I\'m trying to remove part of the path in a string. I have the path:

/path/to/file/drive/file/path/

I want to remove the first part /

Answer 1

Using ${path#/path/to/file/drive/} as suggested by evil otto is certainly the typical/best way to do this, but since there are many sed suggestions it is worth pointing out that sed is overkill if you are working with a fixed string. You can also do:

echo $PATH | cut -b 21-

To discard the first 20 characters. Similarly, you can use ${PATH:20} in bash or $PATH[20,-1] in zsh.

Answer 2

If you don't want to hardcode the part you're removing:

$ s='/path/to/file/drive/file/path/'
$ echo ${s#$(dirname "$(dirname "$s")")/}
file/path/

Answer 3

You can also use POSIX shell variable expansion to do this.
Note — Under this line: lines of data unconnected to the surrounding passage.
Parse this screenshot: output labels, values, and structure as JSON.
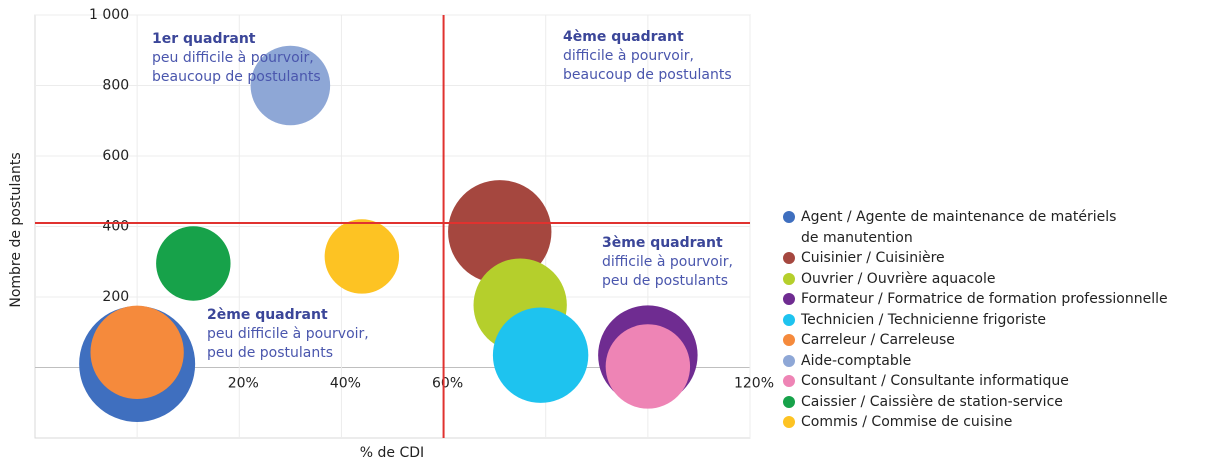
{
  "chart_data": {
    "type": "bubble",
    "xlabel": "% de CDI",
    "ylabel": "Nombre de postulants",
    "xlim": [
      -20,
      120
    ],
    "ylim": [
      -200,
      1000
    ],
    "xticks": [
      {
        "value": 0,
        "label": "0%"
      },
      {
        "value": 20,
        "label": "20%"
      },
      {
        "value": 40,
        "label": "40%"
      },
      {
        "value": 60,
        "label": "60%"
      },
      {
        "value": 80,
        "label": "80%"
      },
      {
        "value": 100,
        "label": "100%"
      },
      {
        "value": 120,
        "label": "120%"
      }
    ],
    "yticks": [
      0,
      200,
      400,
      600,
      800,
      {
        "value": 1000,
        "label": "1 000"
      }
    ],
    "grid": true,
    "legend": "right",
    "reference_lines": {
      "x": 60,
      "y": 410,
      "color": "#e0322f"
    },
    "annotations": [
      {
        "title": "1er quadrant",
        "lines": [
          "peu difficile à pourvoir,",
          "beaucoup de postulants"
        ]
      },
      {
        "title": "4ème quadrant",
        "lines": [
          "difficile à pourvoir,",
          "beaucoup de postulants"
        ]
      },
      {
        "title": "3ème quadrant",
        "lines": [
          "difficile à pourvoir,",
          "peu de postulants"
        ]
      },
      {
        "title": "2ème quadrant",
        "lines": [
          "peu difficile à pourvoir,",
          "peu de postulants"
        ]
      }
    ],
    "series": [
      {
        "name": "Agent / Agente de maintenance de matériels\nde manutention",
        "color": "#3f6fbf",
        "x": 0,
        "y": 10,
        "size": 34
      },
      {
        "name": "Cuisinier / Cuisinière",
        "color": "#a5473f",
        "x": 71,
        "y": 385,
        "size": 27
      },
      {
        "name": "Ouvrier / Ouvrière aquacole",
        "color": "#b5cf2c",
        "x": 75,
        "y": 177,
        "size": 22
      },
      {
        "name": "Formateur / Formatrice de formation professionnelle",
        "color": "#6f2c91",
        "x": 100,
        "y": 35,
        "size": 25
      },
      {
        "name": "Technicien / Technicienne frigoriste",
        "color": "#1ec3ef",
        "x": 79,
        "y": 35,
        "size": 23
      },
      {
        "name": "Carreleur / Carreleuse",
        "color": "#f58a3c",
        "x": 0,
        "y": 43,
        "size": 22
      },
      {
        "name": "Aide-comptable",
        "color": "#8ea7d6",
        "x": 30,
        "y": 800,
        "size": 16
      },
      {
        "name": "Consultant / Consultante informatique",
        "color": "#ee84b5",
        "x": 100,
        "y": 3,
        "size": 18
      },
      {
        "name": "Caissier / Caissière de station-service",
        "color": "#17a24a",
        "x": 11,
        "y": 295,
        "size": 14
      },
      {
        "name": "Commis / Commise de cuisine",
        "color": "#fdc323",
        "x": 44,
        "y": 315,
        "size": 14
      }
    ]
  }
}
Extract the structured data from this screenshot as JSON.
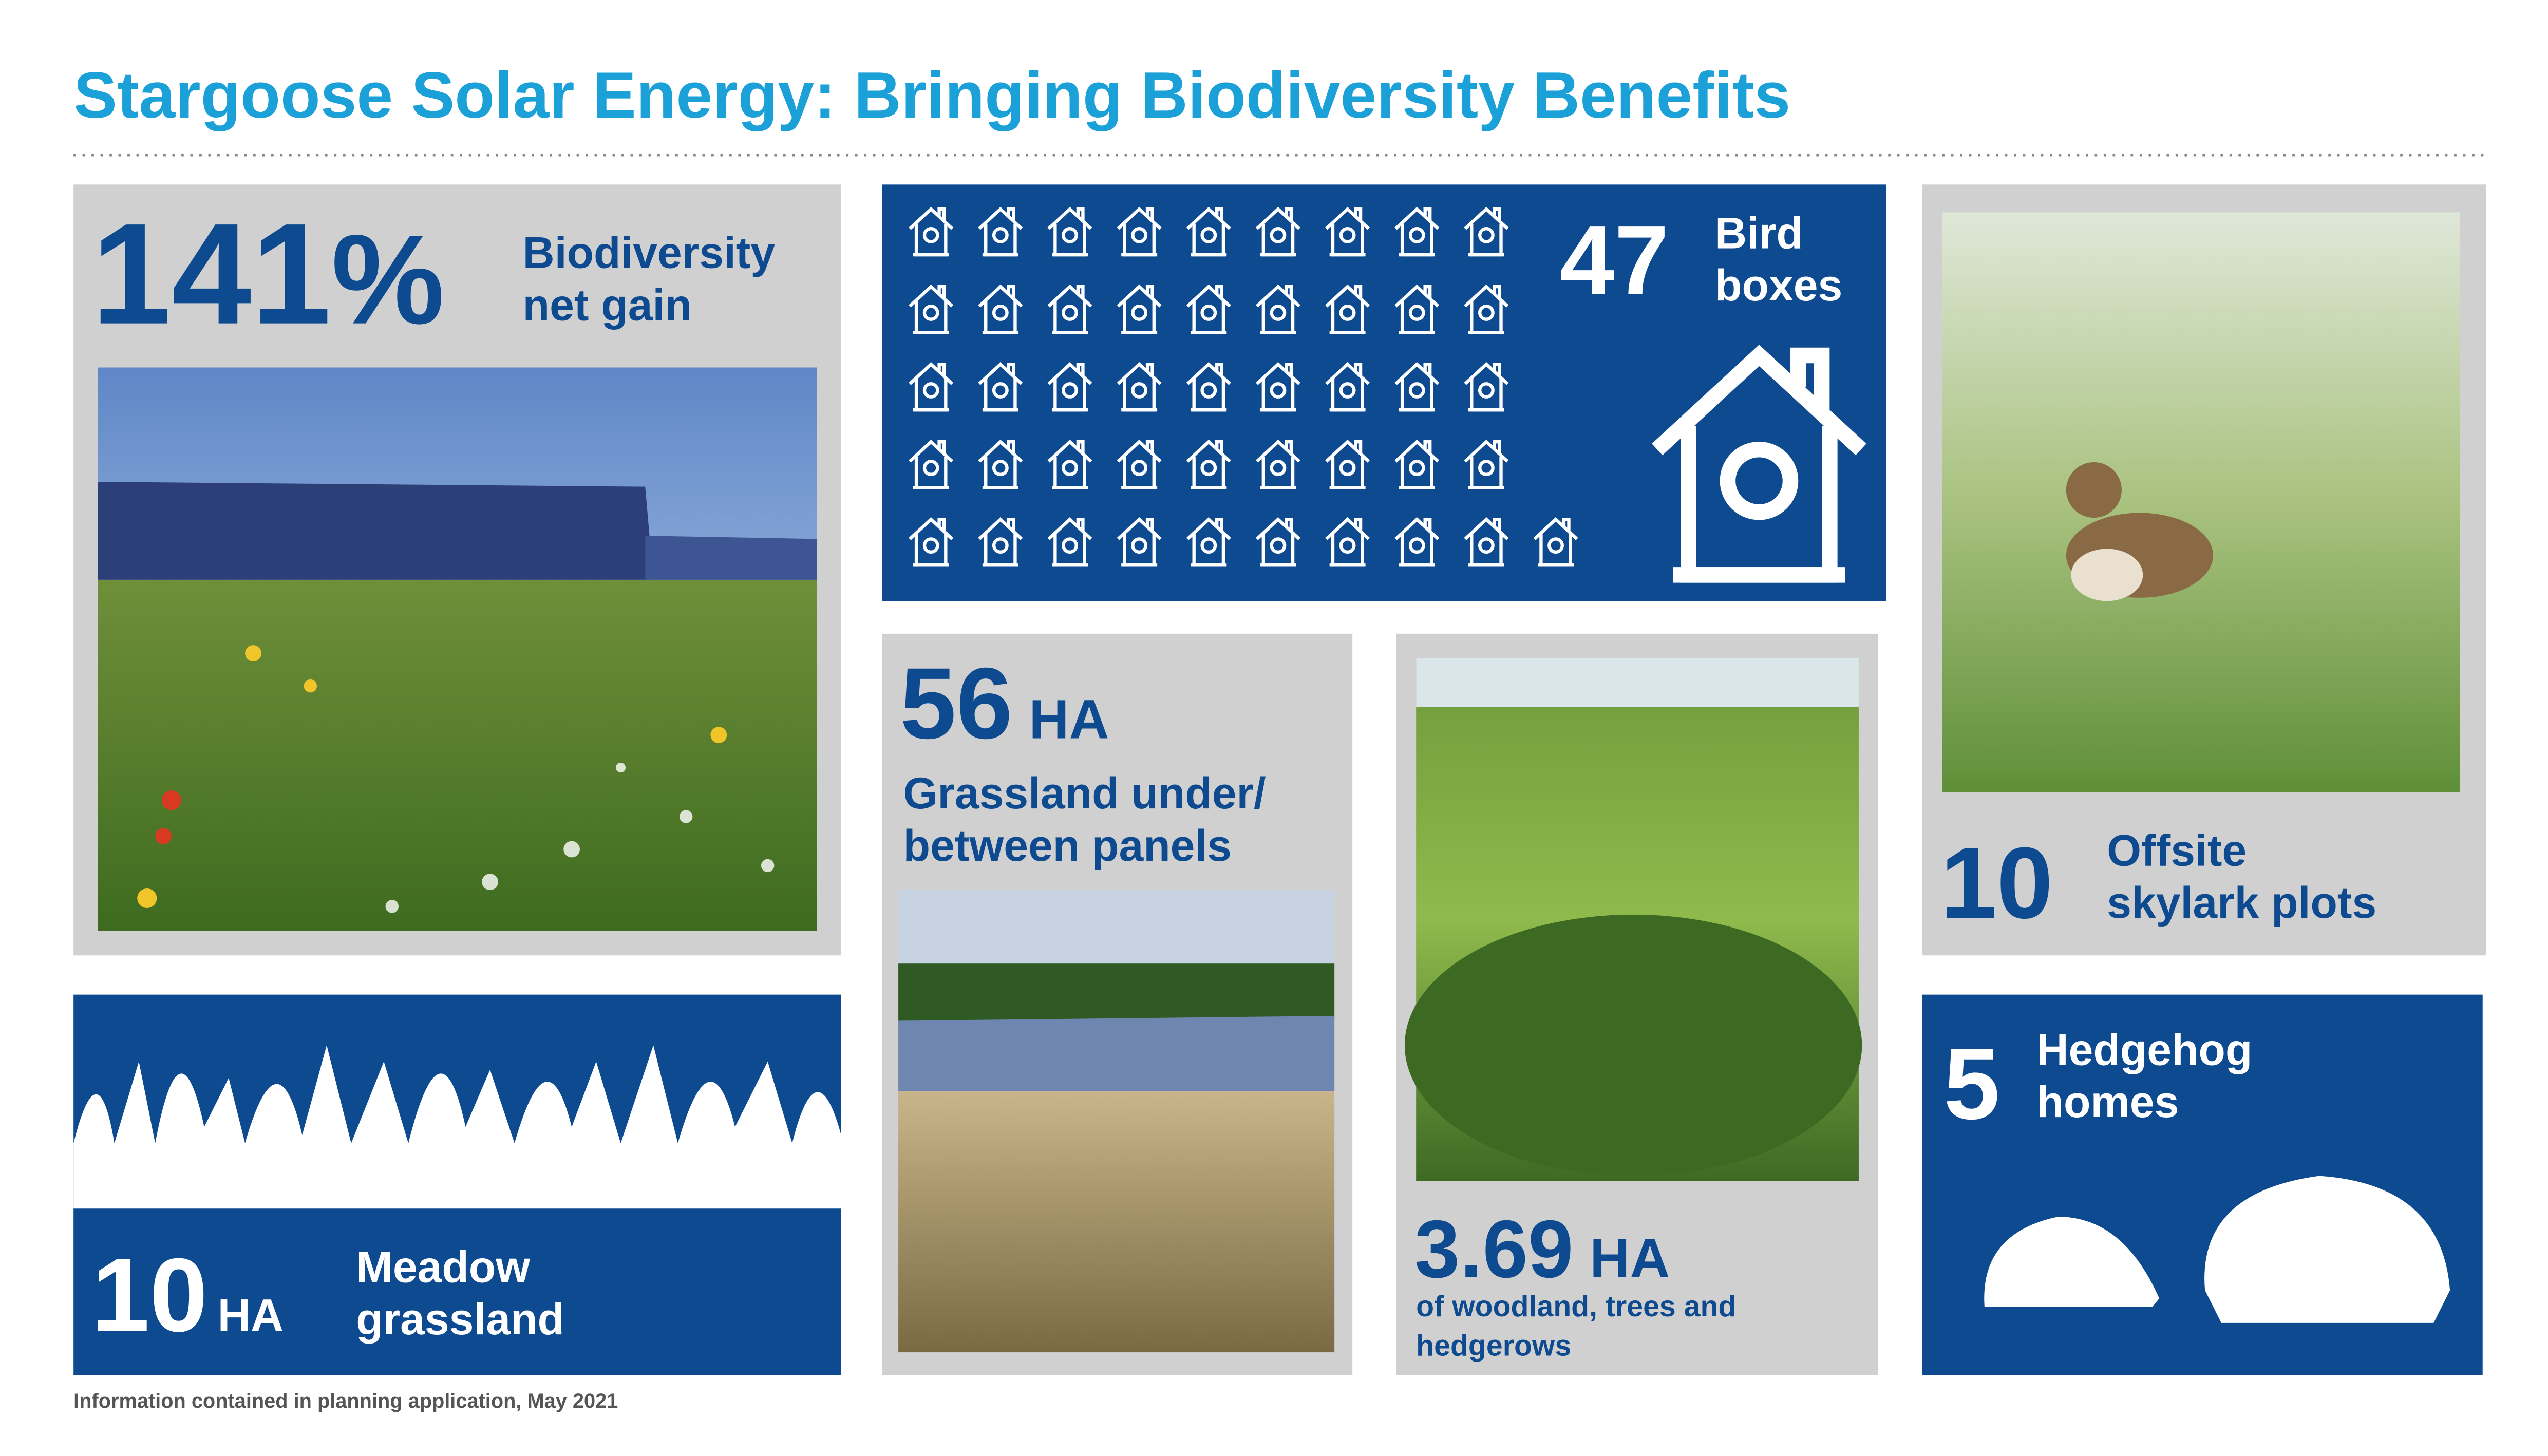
{
  "title": "Stargoose Solar Energy: Bringing Biodiversity Benefits",
  "net_gain": {
    "value": 141,
    "unit": "%",
    "label": [
      "Biodiversity",
      "net gain"
    ]
  },
  "bird_boxes": {
    "value": 47,
    "label": [
      "Bird",
      "boxes"
    ]
  },
  "grassland_panels": {
    "value": 56,
    "unit": "HA",
    "label": [
      "Grassland under/",
      "between panels"
    ]
  },
  "woodland": {
    "value": 3.69,
    "unit": "HA",
    "label": [
      "of woodland, trees and",
      "hedgerows"
    ]
  },
  "skylark_plots": {
    "value": 10,
    "label": [
      "Offsite",
      "skylark plots"
    ]
  },
  "hedgehog_homes": {
    "value": 5,
    "label": [
      "Hedgehog",
      "homes"
    ]
  },
  "meadow": {
    "value": 10,
    "unit": "HA",
    "label": [
      "Meadow",
      "grassland"
    ]
  },
  "footer": "Information contained in planning application, May 2021"
}
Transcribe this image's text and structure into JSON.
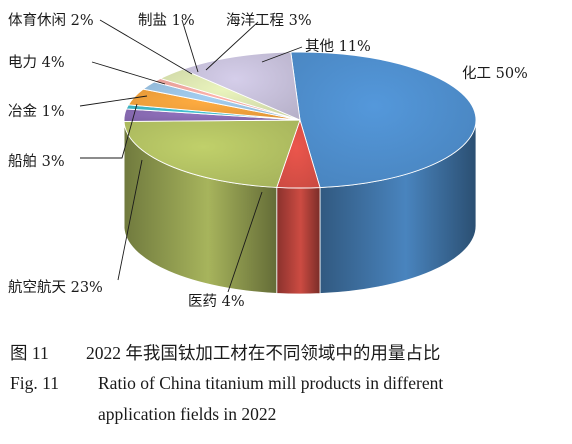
{
  "chart_data": {
    "type": "pie",
    "style": "3d",
    "slices": [
      {
        "label": "化工 50%",
        "name": "化工",
        "value": 50,
        "color": "#4f8fcf"
      },
      {
        "label": "医药 4%",
        "name": "医药",
        "value": 4,
        "color": "#de5148"
      },
      {
        "label": "航空航天 23%",
        "name": "航空航天",
        "value": 23,
        "color": "#b5c464"
      },
      {
        "label": "船舶 3%",
        "name": "船舶",
        "value": 3,
        "color": "#8a6cb4"
      },
      {
        "label": "冶金 1%",
        "name": "冶金",
        "value": 1,
        "color": "#3fb8c7"
      },
      {
        "label": "电力 4%",
        "name": "电力",
        "value": 4,
        "color": "#f4a23c"
      },
      {
        "label": "体育休闲 2%",
        "name": "体育休闲",
        "value": 2,
        "color": "#9bc3e4"
      },
      {
        "label": "制盐 1%",
        "name": "制盐",
        "value": 1,
        "color": "#f0a8a0"
      },
      {
        "label": "海洋工程 3%",
        "name": "海洋工程",
        "value": 3,
        "color": "#dde6b2"
      },
      {
        "label": "其他 11%",
        "name": "其他",
        "value": 11,
        "color": "#c9c2dd"
      }
    ]
  },
  "caption": {
    "cn_number": "图 11",
    "cn_text": "2022 年我国钛加工材在不同领域中的用量占比",
    "en_number": "Fig. 11",
    "en_text_line1": "Ratio of China titanium mill products in different",
    "en_text_line2": "application fields in 2022"
  }
}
path=/path/to/file/drive/file/path/
echo ${path#/path/to/file/drive/}

The #.. part strips off a leading matching string when the variable is expanded; this is especially useful if your strings are already in shell variables, like if you're using a for loop. You can strip matching strings (e.g., an extension) from the end of a variable also, using %.... See the bash man page for the gory details.

Answer 4

If you wanted to remove a certain NUMBER of path components, you should use cut with -d'/'. For example, if path=/home/dude/some/deepish/dir:

To remove the first two components:

# (Add 2 to the number of components to remove to get the value to pass to -f)
$ echo $path | cut -d'/' -f4-
some/deepish/dir

To keep the first two components:

$ echo $path | cut -d'/' -f-3
/home/dude

To remove the last two components (rev reverses the string):

$ echo $path | rev | cut -d'/' -f4- | rev
/home/dude/some

To keep the last three components:

$ echo $path | rev | cut -d'/' -f-3 | rev
some/deepish/dir

Or, if you want to remove everything before a particular component, sed would work:

$ echo $path | sed 's/.*\(some\)/\1/g'
some/deepish/dir

Or after a particular component:

$ echo $path | sed 's/\(dude\).*/\1/g'
/home/dude

It's even easier if you don't want to keep the component you're specifying:

$ echo $path | sed 's/some.*//g'
/home/dude/

And if you want to be consistent you can match the trailing slash too:

$ echo $path | sed 's/\/some.*//g'
/home/dude

Of course, if you're matching several slashes, you should switch the sed delimiter:

$ echo $path | sed 's!/some.*!!g'
/home/dude

Note that these examples all use absolute paths, you'll have to play around to make them work with relative paths.

Answer 5

One way to do this with sed is

echo /path/to/file/drive/file/path/ | sed 's:^/path/to/file/drive/::'

Answer 6

If you want to remove the first N parts of the path, you could of course use N calls to dirname, as in glenn's answer, but it's probably easier to use globbing:

path=/path/to/file/drive/file/path/
echo "${path#*/*/*/*/*/}"   #  file/path/

Specifically, ${path#*/*/*/*/*/} means "return $path minus the shortest prefix that contains 5 slashes".